90歳運転の乗用車、歩道に乗り上げ68歳女性はね死亡させる…過失運転致傷容疑で現行犯逮捕
2024/11/09 12:26

 

 7日午後2時15分頃、山口県周防大島町東安下庄の県道で、歩道を歩いていた近くの清掃員の女性(68)が乗用車にはねられた。女性は病院に搬送されたが、多発外傷で死亡した。県警柳井署は車を運転していた同町の容疑者(90)を自動車運転死傷行為処罰法違反(過失運転致傷)の疑いで現行犯逮捕し、その後釈放した。容疑を認めているという。

 発表では、現場は片側1車線の緩やかな下りのカーブで、車が歩道に乗り上げた。同署は容疑を同法違反(過失運転致死)に切り替えて任意で調べる方針。

 

 周防大島は、2018年10月に、貨物船の衝突により島と本州を唯一の橋である大島大橋が破損し、交通遮断や長期の断水に見舞われたことで話題になった、瀬戸内海に浮かぶ山口県最大の島だ。島全体を町域とする周防大島町平成の大合併で合併された町の一つ、東和町は、かつて、高齢化日本一の町として、よく話題に上った町だ。この事故は、その隣町である旧安下庄町で起きたものだが、もちろん、現周防大島町全体も、極めて高齢化率が高い。
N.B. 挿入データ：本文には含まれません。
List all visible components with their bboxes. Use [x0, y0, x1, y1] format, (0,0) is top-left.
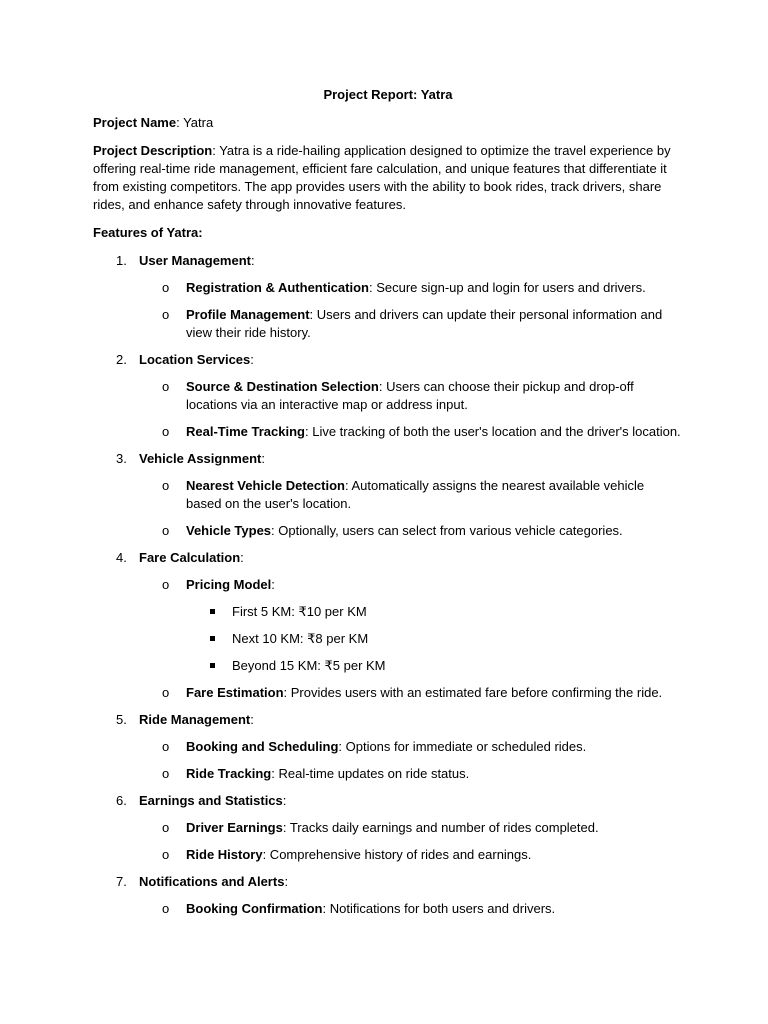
section-items	[139, 738, 683, 783]
feature-item-text: : Provides users with an estimated fare before confirming the ride.	[283, 685, 663, 700]
section-number: 6.	[116, 793, 127, 808]
section-items	[139, 477, 683, 540]
project-description-text: : Yatra is a ride-hailing application designed to optimize the travel experience by offering real-time ride management, efficient fare calculation, and unique features that differentiate it from existing competitors. The app provides users with the ability to book rides, track drivers, share rides, and enhance safety through innovative features.	[93, 143, 671, 212]
pricing-item	[186, 630, 683, 648]
section-title-suffix: :	[261, 451, 265, 466]
feature-item	[139, 306, 683, 342]
section-title: Vehicle Assignment	[139, 451, 262, 466]
section-items	[139, 279, 683, 342]
circle-bullet-icon: o	[162, 478, 170, 493]
feature-item-text: : Real-time updates on ride status.	[271, 766, 470, 781]
features-list	[93, 252, 683, 918]
document-title: Project Report: Yatra	[323, 87, 453, 102]
feature-item	[139, 279, 683, 297]
feature-item	[139, 900, 683, 918]
feature-section	[93, 549, 683, 702]
feature-item-label: Ride Tracking	[186, 766, 272, 781]
section-title: Fare Calculation	[139, 550, 241, 565]
feature-section	[93, 351, 683, 441]
circle-bullet-icon: o	[162, 901, 170, 916]
project-description-paragraph	[93, 142, 683, 214]
section-title-suffix: :	[250, 253, 255, 268]
feature-section	[93, 252, 683, 342]
feature-section	[93, 711, 683, 783]
feature-item-label: Profile Management	[186, 307, 310, 322]
feature-item-label: Driver Earnings	[186, 820, 283, 835]
section-title: Notifications and Alerts	[139, 874, 285, 889]
pricing-item-text: Beyond 15 KM: ₹5 per KM	[232, 658, 386, 673]
feature-item-text: : Tracks daily earnings and number of rides completed.	[282, 820, 599, 835]
section-number: 1.	[116, 253, 127, 268]
feature-item-text: : Users can choose their pickup and drop-off locations via an interactive map or address input.	[186, 379, 634, 412]
section-heading	[139, 712, 254, 727]
pricing-item	[186, 603, 683, 621]
feature-item-label: Real-Time Tracking	[186, 424, 305, 439]
section-title: Ride Management	[139, 712, 251, 727]
feature-item-text: : Notifications for both users and drivers.	[322, 901, 556, 916]
circle-bullet-icon: o	[162, 847, 170, 862]
feature-item	[139, 738, 683, 756]
feature-item-label: Vehicle Types	[186, 523, 272, 538]
section-items	[139, 378, 683, 441]
section-title-suffix: :	[282, 793, 287, 808]
section-title-suffix: :	[250, 712, 254, 727]
feature-item	[139, 477, 683, 513]
section-title-suffix: :	[250, 352, 254, 367]
section-heading	[139, 253, 255, 268]
feature-item-text: : Automatically assigns the nearest available vehicle based on the user's location.	[186, 478, 645, 511]
section-number: 4.	[116, 550, 127, 565]
circle-bullet-icon: o	[162, 307, 170, 322]
section-number: 2.	[116, 352, 127, 367]
section-number: 5.	[116, 712, 127, 727]
feature-item-text: : Comprehensive history of rides and earnings.	[262, 847, 532, 862]
section-title-suffix: :	[240, 550, 244, 565]
section-heading	[139, 793, 286, 808]
feature-item-label: Source & Destination Selection	[186, 379, 379, 394]
feature-item-text: : Users and drivers can update their personal information and view their ride history.	[186, 307, 663, 340]
section-heading	[139, 550, 244, 565]
section-number: 3.	[116, 451, 127, 466]
circle-bullet-icon: o	[162, 523, 170, 538]
feature-section	[93, 450, 683, 540]
section-heading	[139, 451, 265, 466]
feature-item	[139, 576, 683, 675]
circle-bullet-icon: o	[162, 577, 170, 592]
square-bullet-icon	[210, 609, 215, 614]
feature-item	[139, 684, 683, 702]
feature-item-text: : Optionally, users can select from various vehicle categories.	[271, 523, 623, 538]
square-bullet-icon	[210, 636, 215, 641]
section-items	[139, 819, 683, 864]
square-bullet-icon	[210, 663, 215, 668]
feature-item	[139, 846, 683, 864]
pricing-list	[186, 603, 683, 675]
feature-item	[139, 423, 683, 441]
feature-item-text: : Options for immediate or scheduled rides.	[338, 739, 587, 754]
section-title: User Management	[139, 253, 251, 268]
project-name-value: : Yatra	[176, 115, 214, 130]
feature-item	[139, 522, 683, 540]
project-name-label: Project Name	[93, 115, 177, 130]
section-items	[139, 576, 683, 702]
pricing-item-text: Next 10 KM: ₹8 per KM	[232, 631, 369, 646]
feature-item-label: Booking and Scheduling	[186, 739, 339, 754]
feature-item-text: : Live tracking of both the user's location and the driver's location.	[304, 424, 681, 439]
circle-bullet-icon: o	[162, 820, 170, 835]
section-title-suffix: :	[284, 874, 289, 889]
feature-item-label: Nearest Vehicle Detection	[186, 478, 345, 493]
feature-item	[139, 819, 683, 837]
feature-section	[93, 792, 683, 864]
section-items	[139, 900, 683, 918]
feature-item-label: Registration & Authentication	[186, 280, 369, 295]
section-heading	[139, 874, 288, 889]
section-title: Location Services	[139, 352, 251, 367]
feature-item	[139, 765, 683, 783]
feature-item-label: Fare Estimation	[186, 685, 284, 700]
feature-item-label: Pricing Model	[186, 577, 272, 592]
circle-bullet-icon: o	[162, 685, 170, 700]
section-title: Earnings and Statistics	[139, 793, 283, 808]
circle-bullet-icon: o	[162, 379, 170, 394]
feature-item-text: : Secure sign-up and login for users and drivers.	[368, 280, 646, 295]
features-heading: Features of Yatra:	[93, 225, 203, 240]
feature-item-label: Ride History	[186, 847, 263, 862]
pricing-item	[186, 657, 683, 675]
feature-item	[139, 378, 683, 414]
circle-bullet-icon: o	[162, 424, 170, 439]
feature-section	[93, 873, 683, 918]
document-content	[93, 86, 683, 927]
section-heading	[139, 352, 254, 367]
circle-bullet-icon: o	[162, 280, 170, 295]
pricing-item-text: First 5 KM: ₹10 per KM	[232, 604, 367, 619]
feature-item-label: Booking Confirmation	[186, 901, 323, 916]
project-description-label: Project Description	[93, 143, 213, 158]
section-number: 7.	[116, 874, 127, 889]
project-name-paragraph	[93, 114, 683, 132]
circle-bullet-icon: o	[162, 739, 170, 754]
circle-bullet-icon: o	[162, 766, 170, 781]
feature-item-text: :	[271, 577, 275, 592]
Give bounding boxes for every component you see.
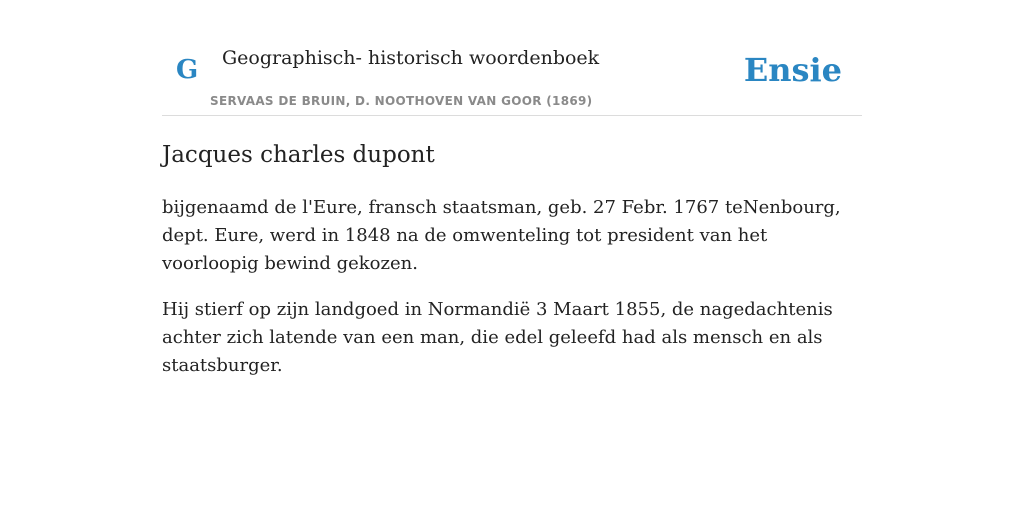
entry-content (162, 138, 862, 398)
entry-paragraph: bijgenaamd de l'Eure, fransch staatsman, geb. 27 Febr. 1767 teNenbourg, dept. Eure, werd in 1848 na de omwenteling tot president van het voorloopig bewind gekozen. (162, 197, 841, 274)
entry-paragraph: Hij stierf op zijn landgoed in Normandië 3 Maart 1855, de nagedachtenis achter zich latende van een man, die edel geleefd had als mensch en als staatsburger. (162, 299, 833, 376)
book-letter-icon[interactable]: G (176, 55, 199, 85)
book-title-link[interactable]: Geographisch- historisch woordenboek (222, 47, 600, 69)
book-header (162, 0, 862, 116)
entry-title: Jacques charles dupont (162, 142, 435, 168)
ensie-logo[interactable]: Ensie (743, 51, 842, 89)
book-authors-meta: SERVAAS DE BRUIN, D. NOOTHOVEN VAN GOOR (1869) (210, 94, 593, 108)
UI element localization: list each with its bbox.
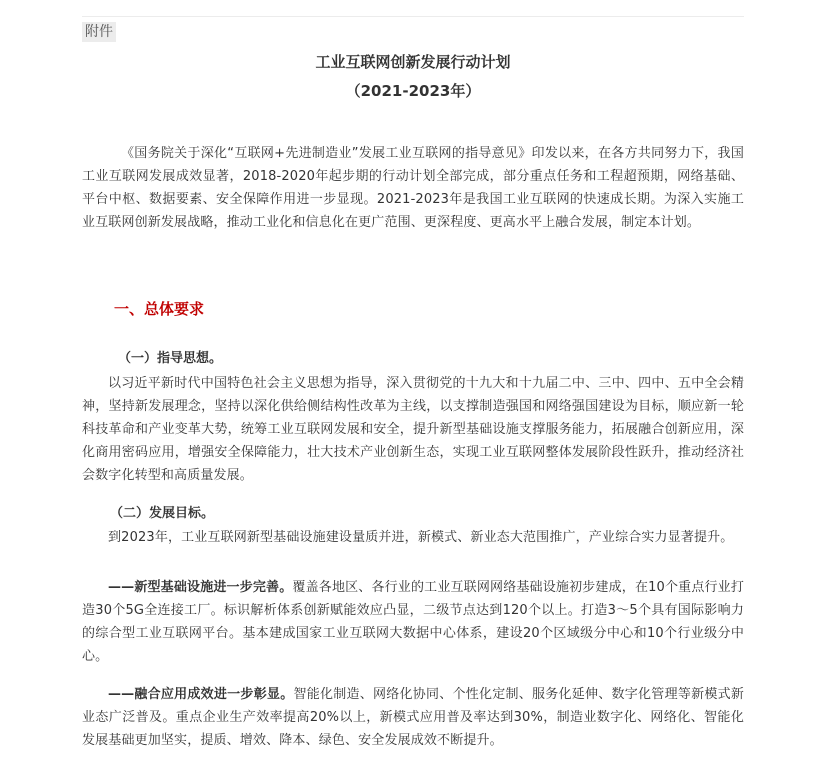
document-title: 工业互联网创新发展行动计划 xyxy=(315,53,511,71)
goal-integration-paragraph xyxy=(82,683,744,752)
goal-infrastructure-text: 覆盖各地区、各行业的工业互联网网络基础设施初步建成，在10个重点行业打造30个5G全连接工厂。标识解析体系创新赋能效应凸显，二级节点达到120个以上。打造3～5个具有国际影响力的综合型工业互联网平台。基本建成国家工业互联网大数据中心体系，建设20个区域级分中心和10个行业级分中心。 xyxy=(82,580,744,664)
goal-integration-text: 智能化制造、网络化协同、个性化定制、服务化延伸、数字化管理等新模式新业态广泛普及。重点企业生产效率提高20%以上，新模式应用普及率达到30%，制造业数字化、网络化、智能化发展基础更加坚实，提质、增效、降本、绿色、安全发展成效不断提升。 xyxy=(82,687,744,748)
intro-paragraph: 《国务院关于深化“互联网+先进制造业”发展工业互联网的指导意见》印发以来，在各方共同努力下，我国工业互联网发展成效显著，2018-2020年起步期的行动计划全部完成，部分重点任务和工程超预期，网络基础、平台中枢、数据要素、安全保障作用进一步显现。2021-2023年是我国工业互联网的快速成长期。为深入实施工业互联网创新发展战略，推动工业化和信息化在更广范围、更深程度、更高水平上融合发展，制定本计划。 xyxy=(82,146,744,230)
section-heading-general-requirements: 一、总体要求 xyxy=(114,300,205,318)
goal-integration-lead: ——融合应用成效进一步彰显。 xyxy=(108,687,294,702)
top-divider xyxy=(82,16,744,17)
subheading-development-goals: （二）发展目标。 xyxy=(110,506,215,521)
goal-infrastructure-paragraph xyxy=(82,576,744,668)
document-subtitle: （2021-2023年） xyxy=(345,82,481,100)
development-goals-paragraph: 到2023年，工业互联网新型基础设施建设量质并进，新模式、新业态大范围推广，产业综合实力显著提升。 xyxy=(108,530,734,545)
guiding-ideology-paragraph: 以习近平新时代中国特色社会主义思想为指导，深入贯彻党的十九大和十九届二中、三中、四中、五中全会精神，坚持新发展理念，坚持以深化供给侧结构性改革为主线，以支撑制造强国和网络强国建设为目标，顺应新一轮科技革命和产业变革大势，统筹工业互联网发展和安全，提升新型基础设施支撑服务能力，拓展融合创新应用，深化商用密码应用，增强安全保障能力，壮大技术产业创新生态，实现工业互联网整体发展阶段性跃升，推动经济社会数字化转型和高质量发展。 xyxy=(82,376,744,483)
attachment-label: 附件 xyxy=(82,22,116,42)
goal-infrastructure-lead: ——新型基础设施进一步完善。 xyxy=(108,580,293,595)
subheading-guiding-ideology: （一）指导思想。 xyxy=(118,351,223,366)
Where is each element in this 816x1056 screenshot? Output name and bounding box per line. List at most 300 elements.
そんな町で、最近よくある高齢者が加害者でも被害者でもある交通事故が起きた。そして、その被害者の女性は、清掃員という、高齢女性によくある職業だった。やるせない事故ではあるが、特別な事故ではない…しかし、新自由主義的な風潮が猛威を振るおうとするなかで、やはり、考えさせられる出来事だと思う。